About two-thirds of BLSA's member companies are optimistic about the impact of reforms over the coming 12 months and three-quarters of them specifically credit electricity reforms for improving the business environment, Mavuso noted.
When employers and investors see government delivering on infrastructure commitments, such as ending loadshedding, concessioning ports, opening rail to private operators, they become willing to commit capital to expansion, she said.
“The virtuous cycle we are trying to trigger of fiscal credibility leading to improved confidence leading to increased investment leading to higher growth, depends on sustained infrastructure delivery.
“If the public sector can demonstrate reliable execution on the R340-billion allocated this year, if State-owned enterprises can deliver on their infrastructure mandates, if municipalities can show improvement in maintenance and basic service delivery, then private sector investment will follow. This year could be the one where the trend turns decisively,” she said.
However, important gaps remain in the Budget's approach to protecting the industrial base that generates much of the employment and tax revenue underpinning fiscal sustainability.
“The Budget offered no strategy to address deindustrialisation from cheap imports, which was devastating the automotive manufacturing and other sectors.
“Treasury also mentioned efforts with Sars to tackle illicit cigarettes, but provided no specific targets or resourcing details. There was also limited follow-through on the President's State of the Nation instruction to unbundle Eskom's transmission assets into the independent transmission system operator.”
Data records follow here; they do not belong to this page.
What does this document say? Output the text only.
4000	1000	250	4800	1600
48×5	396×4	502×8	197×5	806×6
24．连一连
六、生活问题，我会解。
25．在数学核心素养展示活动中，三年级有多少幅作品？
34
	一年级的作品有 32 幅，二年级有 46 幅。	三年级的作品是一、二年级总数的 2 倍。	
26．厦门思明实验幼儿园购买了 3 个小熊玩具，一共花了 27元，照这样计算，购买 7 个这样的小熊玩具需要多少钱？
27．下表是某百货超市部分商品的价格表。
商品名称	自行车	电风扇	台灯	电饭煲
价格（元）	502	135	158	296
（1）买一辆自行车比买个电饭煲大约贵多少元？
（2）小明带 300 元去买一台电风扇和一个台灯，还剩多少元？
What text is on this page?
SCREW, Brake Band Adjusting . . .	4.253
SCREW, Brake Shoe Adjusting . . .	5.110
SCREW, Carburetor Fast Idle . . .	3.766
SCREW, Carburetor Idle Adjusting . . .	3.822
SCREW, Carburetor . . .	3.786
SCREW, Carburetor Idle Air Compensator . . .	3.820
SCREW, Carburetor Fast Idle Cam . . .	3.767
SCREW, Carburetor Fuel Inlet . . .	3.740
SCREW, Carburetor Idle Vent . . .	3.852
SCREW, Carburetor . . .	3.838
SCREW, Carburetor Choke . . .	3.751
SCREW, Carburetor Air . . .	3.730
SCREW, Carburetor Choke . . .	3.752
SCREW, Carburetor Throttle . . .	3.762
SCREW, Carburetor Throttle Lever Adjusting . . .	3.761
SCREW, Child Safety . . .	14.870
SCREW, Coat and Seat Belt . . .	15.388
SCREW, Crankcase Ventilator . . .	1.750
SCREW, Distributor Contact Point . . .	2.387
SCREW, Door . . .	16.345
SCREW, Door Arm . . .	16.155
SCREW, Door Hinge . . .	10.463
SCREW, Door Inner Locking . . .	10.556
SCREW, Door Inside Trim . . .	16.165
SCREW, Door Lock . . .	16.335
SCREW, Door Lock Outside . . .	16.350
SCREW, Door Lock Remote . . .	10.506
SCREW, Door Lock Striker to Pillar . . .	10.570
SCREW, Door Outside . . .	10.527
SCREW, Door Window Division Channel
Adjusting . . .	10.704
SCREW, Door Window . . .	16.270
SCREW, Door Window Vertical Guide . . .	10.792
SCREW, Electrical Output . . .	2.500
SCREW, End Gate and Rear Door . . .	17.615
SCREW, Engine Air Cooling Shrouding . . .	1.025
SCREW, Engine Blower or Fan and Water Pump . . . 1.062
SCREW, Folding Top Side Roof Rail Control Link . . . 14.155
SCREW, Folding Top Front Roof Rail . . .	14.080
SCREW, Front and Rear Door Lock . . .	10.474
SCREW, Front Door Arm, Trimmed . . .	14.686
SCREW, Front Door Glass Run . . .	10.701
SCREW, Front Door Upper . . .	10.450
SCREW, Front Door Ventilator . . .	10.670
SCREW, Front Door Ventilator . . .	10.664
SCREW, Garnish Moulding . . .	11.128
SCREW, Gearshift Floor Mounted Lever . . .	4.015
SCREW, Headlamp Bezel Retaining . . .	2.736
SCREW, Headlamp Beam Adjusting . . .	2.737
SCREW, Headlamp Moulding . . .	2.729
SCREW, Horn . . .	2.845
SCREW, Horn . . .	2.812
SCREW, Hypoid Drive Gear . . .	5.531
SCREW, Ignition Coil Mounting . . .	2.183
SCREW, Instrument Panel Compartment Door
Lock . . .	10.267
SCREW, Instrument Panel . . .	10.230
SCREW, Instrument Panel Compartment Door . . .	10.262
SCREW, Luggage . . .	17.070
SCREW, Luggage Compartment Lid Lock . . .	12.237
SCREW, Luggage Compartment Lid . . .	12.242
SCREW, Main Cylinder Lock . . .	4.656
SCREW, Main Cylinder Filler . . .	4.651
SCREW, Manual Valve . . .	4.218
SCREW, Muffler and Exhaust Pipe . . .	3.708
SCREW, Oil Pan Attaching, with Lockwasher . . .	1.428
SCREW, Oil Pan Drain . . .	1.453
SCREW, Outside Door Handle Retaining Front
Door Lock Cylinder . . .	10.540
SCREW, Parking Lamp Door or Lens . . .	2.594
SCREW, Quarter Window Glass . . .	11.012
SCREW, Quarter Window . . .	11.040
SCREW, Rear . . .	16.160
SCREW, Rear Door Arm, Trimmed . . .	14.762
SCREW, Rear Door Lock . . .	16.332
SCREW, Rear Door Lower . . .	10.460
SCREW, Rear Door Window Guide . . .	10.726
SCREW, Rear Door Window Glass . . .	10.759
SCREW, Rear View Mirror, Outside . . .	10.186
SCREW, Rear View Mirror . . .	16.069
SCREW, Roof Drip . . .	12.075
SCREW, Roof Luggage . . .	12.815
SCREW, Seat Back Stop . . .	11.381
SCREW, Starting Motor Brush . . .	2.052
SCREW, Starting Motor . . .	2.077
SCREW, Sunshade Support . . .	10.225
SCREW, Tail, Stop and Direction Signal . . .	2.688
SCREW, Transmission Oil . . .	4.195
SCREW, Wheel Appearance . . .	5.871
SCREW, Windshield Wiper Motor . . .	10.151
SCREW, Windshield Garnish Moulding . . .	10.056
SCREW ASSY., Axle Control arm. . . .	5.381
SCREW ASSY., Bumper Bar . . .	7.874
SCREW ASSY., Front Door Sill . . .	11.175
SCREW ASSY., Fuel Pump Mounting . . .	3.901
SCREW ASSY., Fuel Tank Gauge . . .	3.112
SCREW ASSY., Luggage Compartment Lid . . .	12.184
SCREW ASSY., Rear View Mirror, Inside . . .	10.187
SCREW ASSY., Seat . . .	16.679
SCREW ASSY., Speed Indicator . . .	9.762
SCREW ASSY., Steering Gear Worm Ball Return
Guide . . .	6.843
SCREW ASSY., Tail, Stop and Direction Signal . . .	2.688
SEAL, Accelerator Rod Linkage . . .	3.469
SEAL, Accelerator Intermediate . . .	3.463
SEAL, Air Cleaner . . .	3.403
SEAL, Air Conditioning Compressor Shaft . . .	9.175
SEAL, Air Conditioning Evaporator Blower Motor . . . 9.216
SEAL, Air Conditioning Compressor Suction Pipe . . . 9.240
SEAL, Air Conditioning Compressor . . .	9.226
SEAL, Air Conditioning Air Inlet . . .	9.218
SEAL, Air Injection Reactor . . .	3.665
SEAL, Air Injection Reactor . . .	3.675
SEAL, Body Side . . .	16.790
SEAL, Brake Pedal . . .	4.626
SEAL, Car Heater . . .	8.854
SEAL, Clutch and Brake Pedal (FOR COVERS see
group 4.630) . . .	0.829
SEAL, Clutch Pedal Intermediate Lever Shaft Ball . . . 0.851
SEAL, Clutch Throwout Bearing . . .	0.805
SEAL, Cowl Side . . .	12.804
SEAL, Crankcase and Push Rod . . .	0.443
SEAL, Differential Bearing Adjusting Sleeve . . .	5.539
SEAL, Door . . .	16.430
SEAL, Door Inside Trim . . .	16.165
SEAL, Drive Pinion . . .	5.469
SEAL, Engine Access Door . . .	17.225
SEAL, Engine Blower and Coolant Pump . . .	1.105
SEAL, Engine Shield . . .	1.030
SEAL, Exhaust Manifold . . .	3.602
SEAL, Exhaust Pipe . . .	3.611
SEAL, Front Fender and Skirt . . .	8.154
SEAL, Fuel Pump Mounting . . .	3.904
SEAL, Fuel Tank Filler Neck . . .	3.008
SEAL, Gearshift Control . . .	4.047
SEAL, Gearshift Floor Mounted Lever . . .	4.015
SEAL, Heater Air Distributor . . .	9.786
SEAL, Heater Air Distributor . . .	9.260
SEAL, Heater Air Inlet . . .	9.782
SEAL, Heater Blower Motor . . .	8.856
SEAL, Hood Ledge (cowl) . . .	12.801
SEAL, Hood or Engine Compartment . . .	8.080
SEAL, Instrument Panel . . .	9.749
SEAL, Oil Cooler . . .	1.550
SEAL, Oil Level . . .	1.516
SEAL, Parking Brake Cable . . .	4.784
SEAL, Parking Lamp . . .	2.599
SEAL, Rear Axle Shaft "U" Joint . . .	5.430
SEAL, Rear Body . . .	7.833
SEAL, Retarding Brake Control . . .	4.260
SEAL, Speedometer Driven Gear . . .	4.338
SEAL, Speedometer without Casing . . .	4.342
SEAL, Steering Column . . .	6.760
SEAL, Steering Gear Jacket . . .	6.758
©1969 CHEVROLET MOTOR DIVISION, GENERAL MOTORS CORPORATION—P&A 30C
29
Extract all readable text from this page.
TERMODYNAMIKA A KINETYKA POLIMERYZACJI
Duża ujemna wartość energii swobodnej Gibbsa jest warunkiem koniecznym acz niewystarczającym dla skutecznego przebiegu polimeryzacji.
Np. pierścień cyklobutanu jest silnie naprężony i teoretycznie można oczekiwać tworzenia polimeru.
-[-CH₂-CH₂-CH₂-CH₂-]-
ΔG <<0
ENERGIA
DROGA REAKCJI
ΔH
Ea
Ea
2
Manufacturing capacity and infrastructure are interconnected. Reliable electricity and efficient logistics enable manufacturing competitiveness, while healthy manufacturers generate the tax revenue and economic activity that justify infrastructure investment.
The Budget addressed one side of this equation well but left the other largely untouched, she said.
On the whole, the Budget continued progress in the right direction. Fiscal discipline is being maintained, infrastructure spending is beginning to recover, and the foundations for improved business confidence are solidifying.
“The test now is implementation,” Mavuso said.